Çok emek verilen bir enerji türü üstelik petrolden hem daha temiz, hem daha ucuz.
Çok belgesel yaptım, ancak aklıma hiçbir zaman doğal gaz belgeseli yapmak gelmemişti. Gözle görülmeyen elle tutulamayan bir yakıtın belgeseliyle ilgili teklif geldiği zaman bu kadar zorlanacağımı tahmin etmemiştim. Mehmet Polat ile birlikte İstanbul’dan Moskova’ya doğru hareket ederken, neler yaşayacağımızı bilemiyorduk. Ancak gerçekler hemen karşımıza çıkıverdi. Sabaha karşı 05’te Moskova’ya inip, oradan Rus doğal gazını çıkaran Gazprom’un OSTAFYEVO adlı özel hava alanına geçince, işin ciddiyeti anlaşıldı. Nereye gidip ne yapacağımı biliyordum da, bu kadar güç olacağını hesaplayamamıştım. Belgeseli, Rus NTV televizyon ekibiyle birlikte yapacaktık. Alanda bizi Gazprom’un özel bir uçağı bekliyordu. Yaklaşık 15 kişiydik.Uçağa binip çekim programını gözden geçirince dünyanın bir ucuna gittiğimizin farkına vardım gazın doğum yeri Sibirya’nın kalbine 4 saatlik bir uçuş sonunda varacaktık.
GAZ ÇIKARTMAK İÇİN
ÖZEL ŞEHİRLER KURULMUŞ
Batı Sibirya’nın doğalgaz kaynaklarının bulunduğu büyük bölümü Gazprom’a ait. Bölgeye ancak Gazprom’a ait özel uçaklarla gidilebiliyor. Son derece sıkı bir güvenlik var. Kimselerin adını bilmediği, haritalarda adına rastlanmayan, tanrıların dahi unuttuğu NOVİ URENGOY adlı bir kente indik. Halkın arasında kimine göre NOVİ URENGOY, kötü kent demek. Kimine göre alay eder gibi
Güneşli kent. Aslında buraya GAZ kenti demek daha doğru olur. Güneş yılda 2-3 ay görünüyor. Bu yönden şanslıydık. Güneş vardı, ancak hava -40 ile -25 arasında değişiyor.

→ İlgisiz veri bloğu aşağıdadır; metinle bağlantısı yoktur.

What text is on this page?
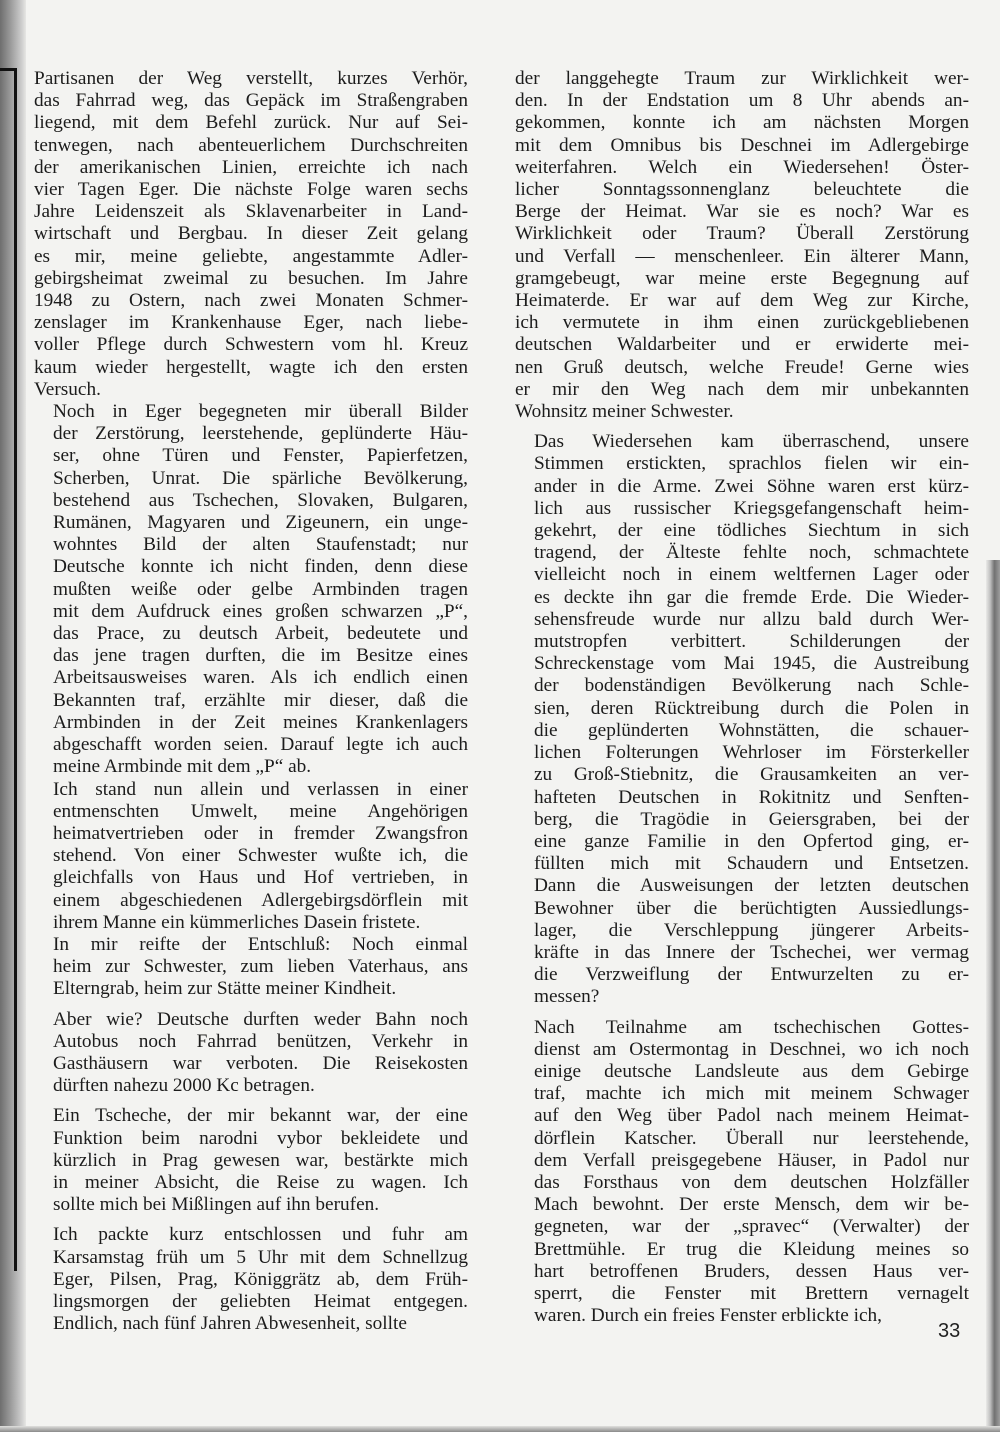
Partisanen der Weg verstellt, kurzes Verhör,
das Fahrrad weg, das Gepäck im Straßengraben
liegend, mit dem Befehl zurück. Nur auf Sei-
tenwegen, nach abenteuerlichem Durchschreiten
der amerikanischen Linien, erreichte ich nach
vier Tagen Eger. Die nächste Folge waren sechs
Jahre Leidenszeit als Sklavenarbeiter in Land-
wirtschaft und Bergbau. In dieser Zeit gelang
es mir, meine geliebte, angestammte Adler-
gebirgsheimat zweimal zu besuchen. Im Jahre
1948 zu Ostern, nach zwei Monaten Schmer-
zenslager im Krankenhause Eger, nach liebe-
voller Pflege durch Schwestern vom hl. Kreuz
kaum wieder hergestellt, wagte ich den ersten
Versuch.
Noch in Eger begegneten mir überall Bilder
der Zerstörung, leerstehende, geplünderte Häu-
ser, ohne Türen und Fenster, Papierfetzen,
Scherben, Unrat. Die spärliche Bevölkerung,
bestehend aus Tschechen, Slovaken, Bulgaren,
Rumänen, Magyaren und Zigeunern, ein unge-
wohntes Bild der alten Staufenstadt; nur
Deutsche konnte ich nicht finden, denn diese
mußten weiße oder gelbe Armbinden tragen
mit dem Aufdruck eines großen schwarzen „P“,
das Prace, zu deutsch Arbeit, bedeutete und
das jene tragen durften, die im Besitze eines
Arbeitsausweises waren. Als ich endlich einen
Bekannten traf, erzählte mir dieser, daß die
Armbinden in der Zeit meines Krankenlagers
abgeschafft worden seien. Darauf legte ich auch
meine Armbinde mit dem „P“ ab.
Ich stand nun allein und verlassen in einer
entmenschten Umwelt, meine Angehörigen
heimatvertrieben oder in fremder Zwangsfron
stehend. Von einer Schwester wußte ich, die
gleichfalls von Haus und Hof vertrieben, in
einem abgeschiedenen Adlergebirgsdörflein mit
ihrem Manne ein kümmerliches Dasein fristete.
In mir reifte der Entschluß: Noch einmal
heim zur Schwester, zum lieben Vaterhaus, ans
Elterngrab, heim zur Stätte meiner Kindheit.
Aber wie? Deutsche durften weder Bahn noch
Autobus noch Fahrrad benützen, Verkehr in
Gasthäusern war verboten. Die Reisekosten
dürften nahezu 2000 Kc betragen.
Ein Tscheche, der mir bekannt war, der eine
Funktion beim narodni vybor bekleidete und
kürzlich in Prag gewesen war, bestärkte mich
in meiner Absicht, die Reise zu wagen. Ich
sollte mich bei Mißlingen auf ihn berufen.
Ich packte kurz entschlossen und fuhr am
Karsamstag früh um 5 Uhr mit dem Schnellzug
Eger, Pilsen, Prag, Königgrätz ab, dem Früh-
lingsmorgen der geliebten Heimat entgegen.
Endlich, nach fünf Jahren Abwesenheit, sollte
der langgehegte Traum zur Wirklichkeit wer-
den. In der Endstation um 8 Uhr abends an-
gekommen, konnte ich am nächsten Morgen
mit dem Omnibus bis Deschnei im Adlergebirge
weiterfahren. Welch ein Wiedersehen! Öster-
licher Sonntagssonnenglanz beleuchtete die
Berge der Heimat. War sie es noch? War es
Wirklichkeit oder Traum? Überall Zerstörung
und Verfall — menschenleer. Ein älterer Mann,
gramgebeugt, war meine erste Begegnung auf
Heimaterde. Er war auf dem Weg zur Kirche,
ich vermutete in ihm einen zurückgebliebenen
deutschen Waldarbeiter und er erwiderte mei-
nen Gruß deutsch, welche Freude! Gerne wies
er mir den Weg nach dem mir unbekannten
Wohnsitz meiner Schwester.
Das Wiedersehen kam überraschend, unsere
Stimmen erstickten, sprachlos fielen wir ein-
ander in die Arme. Zwei Söhne waren erst kürz-
lich aus russischer Kriegsgefangenschaft heim-
gekehrt, der eine tödliches Siechtum in sich
tragend, der Älteste fehlte noch, schmachtete
vielleicht noch in einem weltfernen Lager oder
es deckte ihn gar die fremde Erde. Die Wieder-
sehensfreude wurde nur allzu bald durch Wer-
mutstropfen verbittert. Schilderungen der
Schreckenstage vom Mai 1945, die Austreibung
der bodenständigen Bevölkerung nach Schle-
sien, deren Rücktreibung durch die Polen in
die geplünderten Wohnstätten, die schauer-
lichen Folterungen Wehrloser im Försterkeller
zu Groß-Stiebnitz, die Grausamkeiten an ver-
hafteten Deutschen in Rokitnitz und Senften-
berg, die Tragödie in Geiersgraben, bei der
eine ganze Familie in den Opfertod ging, er-
füllten mich mit Schaudern und Entsetzen.
Dann die Ausweisungen der letzten deutschen
Bewohner über die berüchtigten Aussiedlungs-
lager, die Verschleppung jüngerer Arbeits-
kräfte in das Innere der Tschechei, wer vermag
die Verzweiflung der Entwurzelten zu er-
messen?
Nach Teilnahme am tschechischen Gottes-
dienst am Ostermontag in Deschnei, wo ich noch
einige deutsche Landsleute aus dem Gebirge
traf, machte ich mich mit meinem Schwager
auf den Weg über Padol nach meinem Heimat-
dörflein Katscher. Überall nur leerstehende,
dem Verfall preisgegebene Häuser, in Padol nur
das Forsthaus von dem deutschen Holzfäller
Mach bewohnt. Der erste Mensch, dem wir be-
gegneten, war der „spravec“ (Verwalter) der
Brettmühle. Er trug die Kleidung meines so
hart betroffenen Bruders, dessen Haus ver-
sperrt, die Fenster mit Brettern vernagelt
waren. Durch ein freies Fenster erblickte ich,
33
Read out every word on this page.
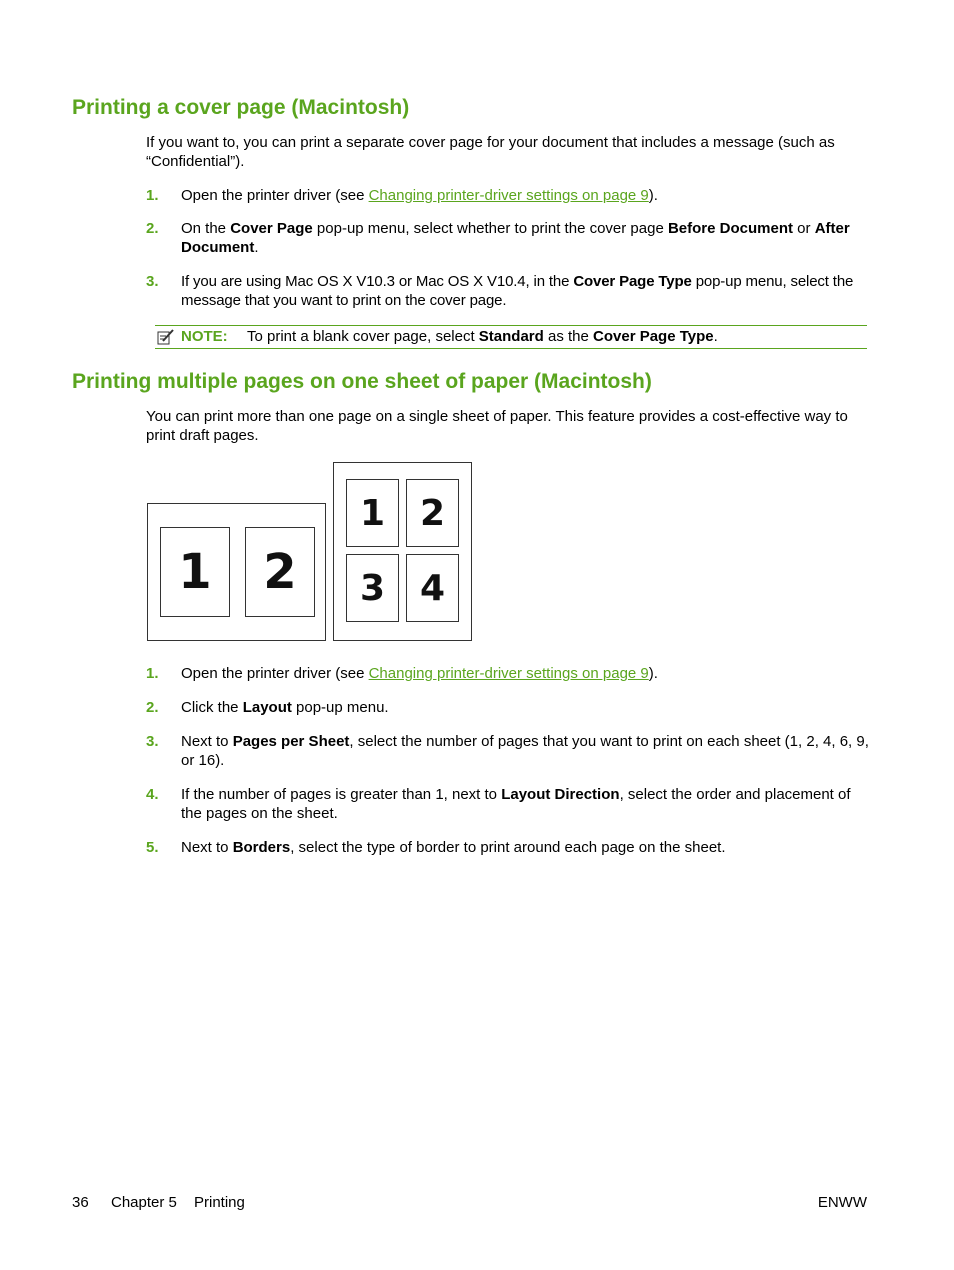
Printing a cover page (Macintosh)

If you want to, you can print a separate cover page for your document that includes a message (such as “Confidential”).

1.	Open the printer driver (see Changing printer-driver settings on page 9).
2.	On the Cover Page pop-up menu, select whether to print the cover page Before Document or After Document.
3.	If you are using Mac OS X V10.3 or Mac OS X V10.4, in the Cover Page Type pop-up menu, select the message that you want to print on the cover page.
NOTE: To print a blank cover page, select Standard as the Cover Page Type.
Printing multiple pages on one sheet of paper (Macintosh)

You can print more than one page on a single sheet of paper. This feature provides a cost-effective way to print draft pages.

1	2
1 2
3 4
1.	Open the printer driver (see Changing printer-driver settings on page 9).
2.	Click the Layout pop-up menu.
3.	Next to Pages per Sheet, select the number of pages that you want to print on each sheet (1, 2, 4, 6, 9, or 16).
4.	If the number of pages is greater than 1, next to Layout Direction, select the order and placement of the pages on the sheet.
5.	Next to Borders, select the type of border to print around each page on the sheet.
36 Chapter 5 Printing	ENWW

Novi Urengoy 80 bin kişilik suni bir kent. Gaz çıktıktan sonra, sadece çalışanların ve aileleri için Gazprom tarafından özel olarak inşa edilmiş. Bütün bölgede bu şekilde 26 ayrı kent, kasaba, köy büyüklüğünde yerleşim noktası var. Hepsi de Gazprom’a ait. Toplam 1 milyon insan hayatını böyle kazanıyor. Novi Urengoy en büyüklerinden biri. Buradakiler ancak birkaç yıl yaşayıp geri dönüyorlar. En uzun yaşam bu kentte. 2 sinemanın, 1-2 diskotek ve bilardo salonunun dışında başka bir eğlence yok. Çocuklara, kreşlerde kuş sesinin ne olduğu, balık çiçek gibi, hayatın önemli unsurlarının ne olduğu anlatılıyor, gösteriliyor.
SİBİRYA TURU
HİÇTE EĞLENCELİ DEĞİL
15 kişilik çekim ekibimiz, yine gazpromun özel helikopterine doluştuk. Şanslıydık, fırtına yoktu, -30 dereceydi ancak hava açıktı. Hava bozunca tüm ulaşım duruyor. Zaten birkaç yer hariç başka ulaşım da yok. Bu helikopterlerle pompa istasyonları arasında işçi ve yedek parça taşınıyor, kurtarma operasyonları gerçekleştiriliyor.
Helikopter ile Sibirya turu ideal bir turizm gezisi sayılmayabilir, ancak 1 defalığına müthiş bir deneyim. Göz alabildiğine bembeyaz, bomboş binlerce kilometrelik, ancak altında petrolü ve doğal gazıyla dünyanın en zengin rezervlerini barındıran bölge. Ne yeşillik, ne çiçek. Kurumuş gibi duran, Rusya’ya özgü kayın ağaçları. 12 ayın 10’unda aynı manzara. Sadece Temmuz ve Ağustos’ta bazı bölgelerde toprak görülüyor. O zaman da sineklerin istilasına uğruyor. Yaşam daha da güçleşiyor.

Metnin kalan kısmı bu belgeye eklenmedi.